Do you. This is what I tend to remind myself of. Comparing one's career to another can easily be misleading; it makes no sense. You would really have to know the other person to make some sort of accurate comparison. Everyone has their own path. Everyone has different experiences. Everyone defines success differently. Your definition of success can and will probably change over time. Life — at the end of the day — is unpredictable and sometimes out of your hands. More importantly: perspective. Having perspective will keep you grounded.
The creative industry — in my case, the motion design industry — can feel fast-paced. Fast-paced in terms of how much young talent pops up every year. It’s like having been a bench player for the NBA for a few years already and you’re witnessing the ‘MJs’ and ‘Kobes’ getting signed for the first time. ‘Kids’ these days can really make you feel like shit the moment you browse their Instagram account, seeing the high-quality work they’ve posted and then finding out they just graduated college last year.
Motion design is considered to be a fairly young field compared to something such as graphic design. Having said that, it feels like it’s popularity is increasingly growing every year. Scrolling through your Instagram feed of mind-blowing creative content can be bad enough, but coming across more young talent and finding out they landed an opportunity at Buck or Giant Ant can make a fellow motion designer feel very envious, not to mention, increasing the already unavoidable imposter syndrome.
I’ll be 39-years-old in the new year. I have a 7-year-old son who gives me purpose; purpose to teach him how to be a better person and how he can be anything he wants to be when he grows up as long as he puts his mind to it. I have a wife; a best friend I’ve been married to for eleven years who not only supports my ambition but constantly reminds me of the important things in life.
The point I’m trying to make is that putting perspective on what you already have can really help during those times when you’re feeling blue about your career. All the ‘ifs’ or ‘shoulda, woulda, couldas’ should be easier to brush off when you think of how lucky and privileged you are to have what you have and to be doing what you get to do compared to other people in the world; at least for me, it does. Every now and then, I simply ask my son, “Did you know that some kids don’t have a mom or a dad?” or “Did you know some people don’t get to eat dinner?”. He makes me proud when he asks us if we have any snacks or money to give every time we pass by a homeless person. Teaching him these values are also good reminders to myself.

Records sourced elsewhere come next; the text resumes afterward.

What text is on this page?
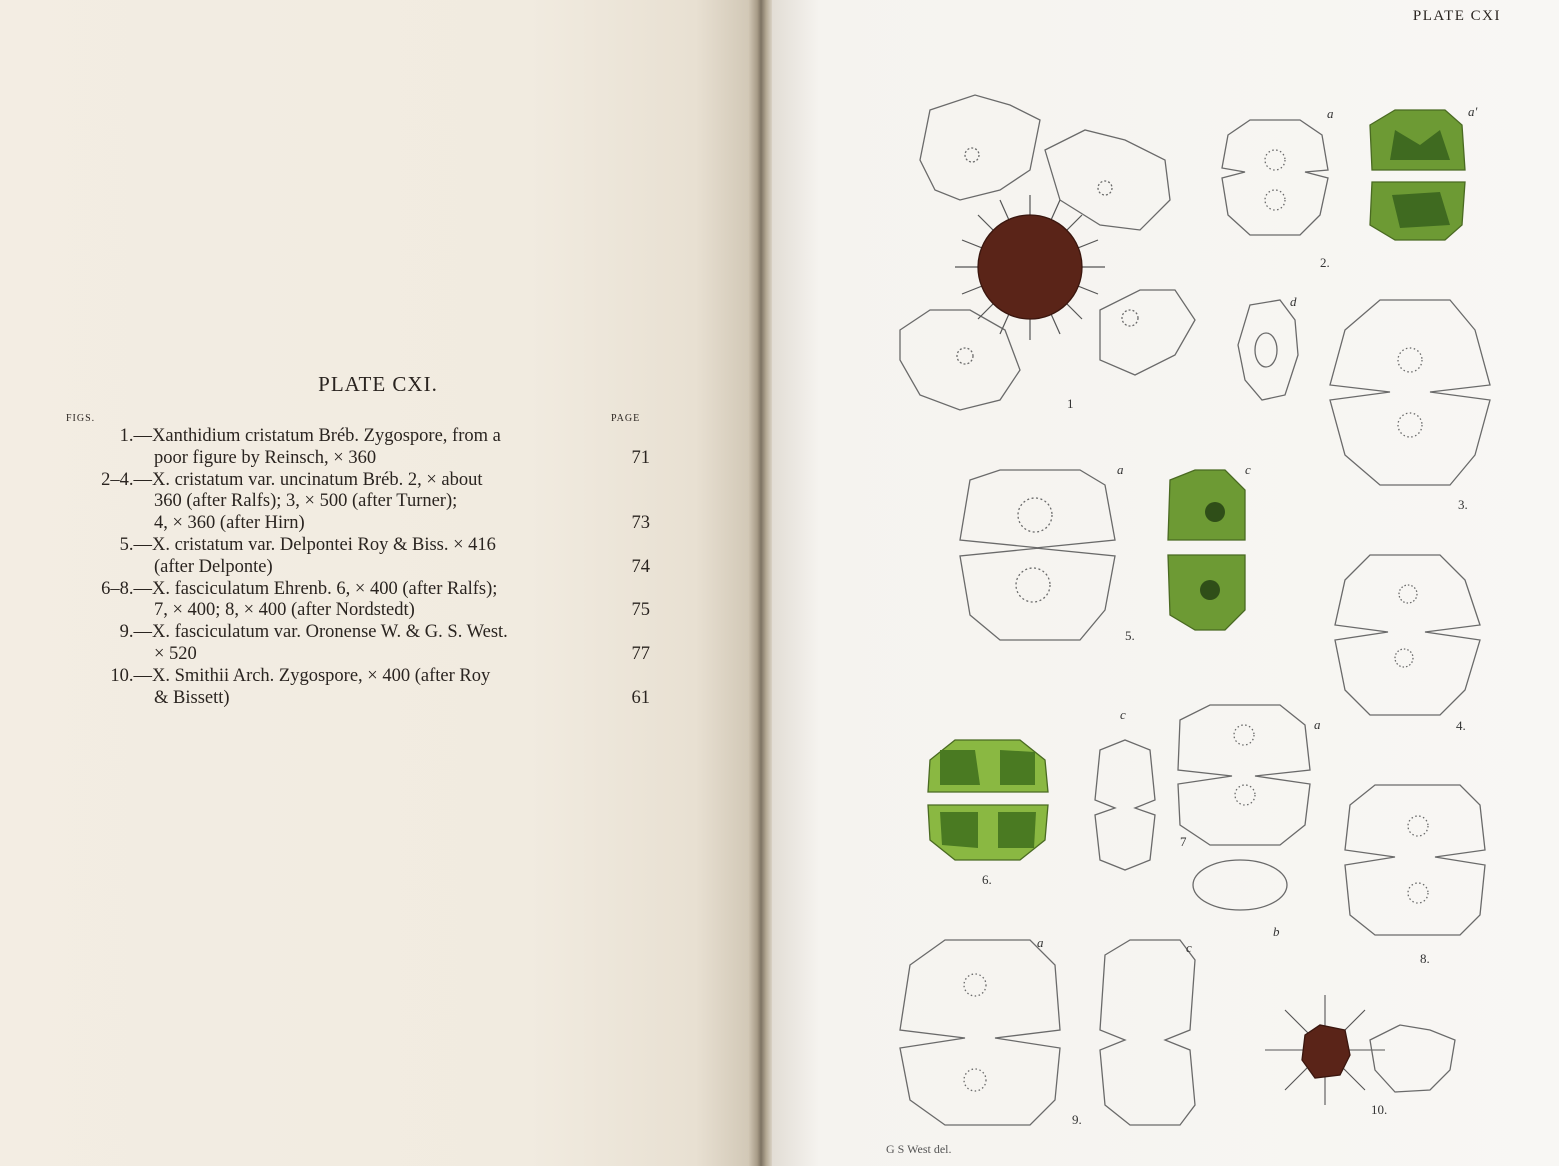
PLATE CXI.
FIGS.	PAGE
1.—Xanthidium cristatum Bréb. Zygospore, from a
poor figure by Reinsch, × 360	71
2–4.—X. cristatum var. uncinatum Bréb. 2, × about
360 (after Ralfs); 3, × 500 (after Turner);
4, × 360 (after Hirn)	73
5.—X. cristatum var. Delpontei Roy & Biss. × 416
(after Delponte)	74
6–8.—X. fasciculatum Ehrenb. 6, × 400 (after Ralfs);
7, × 400; 8, × 400 (after Nordstedt)	75
9.—X. fasciculatum var. Oronense W. & G. S. West.
× 520	77
10.—X. Smithii Arch. Zygospore, × 400 (after Roy
& Bissett)	61
PLATE CXI
1
2.
3.
4.
5.
6.
7
8.
9.
10.
a	a'
d
a	c
c
a
b
a	c
G S West del.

I consider myself a lucky guy. Thinking about everything I’m fortunate to have in my life doesn’t necessarily discard the ambition I once had; I still have ambition. Reminding myself of this just changes the way I approach it and redefines what I once thought success was to me. I still plan to do the best I can in my career during my time here on earth because I love what I do. Any discouragement that comes my way nowadays is temporary; a smile or a hug from my son is my usual home remedy.

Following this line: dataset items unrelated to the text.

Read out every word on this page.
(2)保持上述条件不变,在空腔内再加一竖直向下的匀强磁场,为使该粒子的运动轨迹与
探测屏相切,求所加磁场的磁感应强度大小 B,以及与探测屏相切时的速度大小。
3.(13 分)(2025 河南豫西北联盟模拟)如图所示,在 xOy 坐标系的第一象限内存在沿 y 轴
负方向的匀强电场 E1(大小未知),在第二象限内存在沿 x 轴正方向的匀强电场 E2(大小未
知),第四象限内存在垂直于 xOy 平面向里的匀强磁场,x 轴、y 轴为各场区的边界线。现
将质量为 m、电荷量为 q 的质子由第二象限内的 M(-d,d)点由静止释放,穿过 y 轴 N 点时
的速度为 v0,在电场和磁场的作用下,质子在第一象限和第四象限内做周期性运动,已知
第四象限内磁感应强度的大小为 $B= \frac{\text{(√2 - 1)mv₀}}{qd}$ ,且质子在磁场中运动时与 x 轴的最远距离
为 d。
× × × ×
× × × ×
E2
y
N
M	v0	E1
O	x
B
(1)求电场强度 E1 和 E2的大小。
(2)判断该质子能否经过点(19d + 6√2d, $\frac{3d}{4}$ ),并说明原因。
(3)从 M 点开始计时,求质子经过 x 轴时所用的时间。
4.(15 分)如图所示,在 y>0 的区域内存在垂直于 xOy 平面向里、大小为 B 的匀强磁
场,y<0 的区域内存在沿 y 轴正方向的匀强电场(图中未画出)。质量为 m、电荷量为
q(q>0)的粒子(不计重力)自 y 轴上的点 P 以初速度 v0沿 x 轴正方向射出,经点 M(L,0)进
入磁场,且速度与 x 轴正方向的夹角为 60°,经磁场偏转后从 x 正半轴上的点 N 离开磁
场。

I would love the opportunity to work with studios and individuals I admire, but I’ve also accepted the fact that it might not happen, and that’s okay. Would I have done anything differently early on in my career? Maybe — but any regret I might have isn’t big enough that it would supersede what I now value most. I’m grateful for what I have. Providing for my family so that they’re happy and are given opportunities to do what they enjoy; that’s my lifelong ambition; my priority. That will be my success.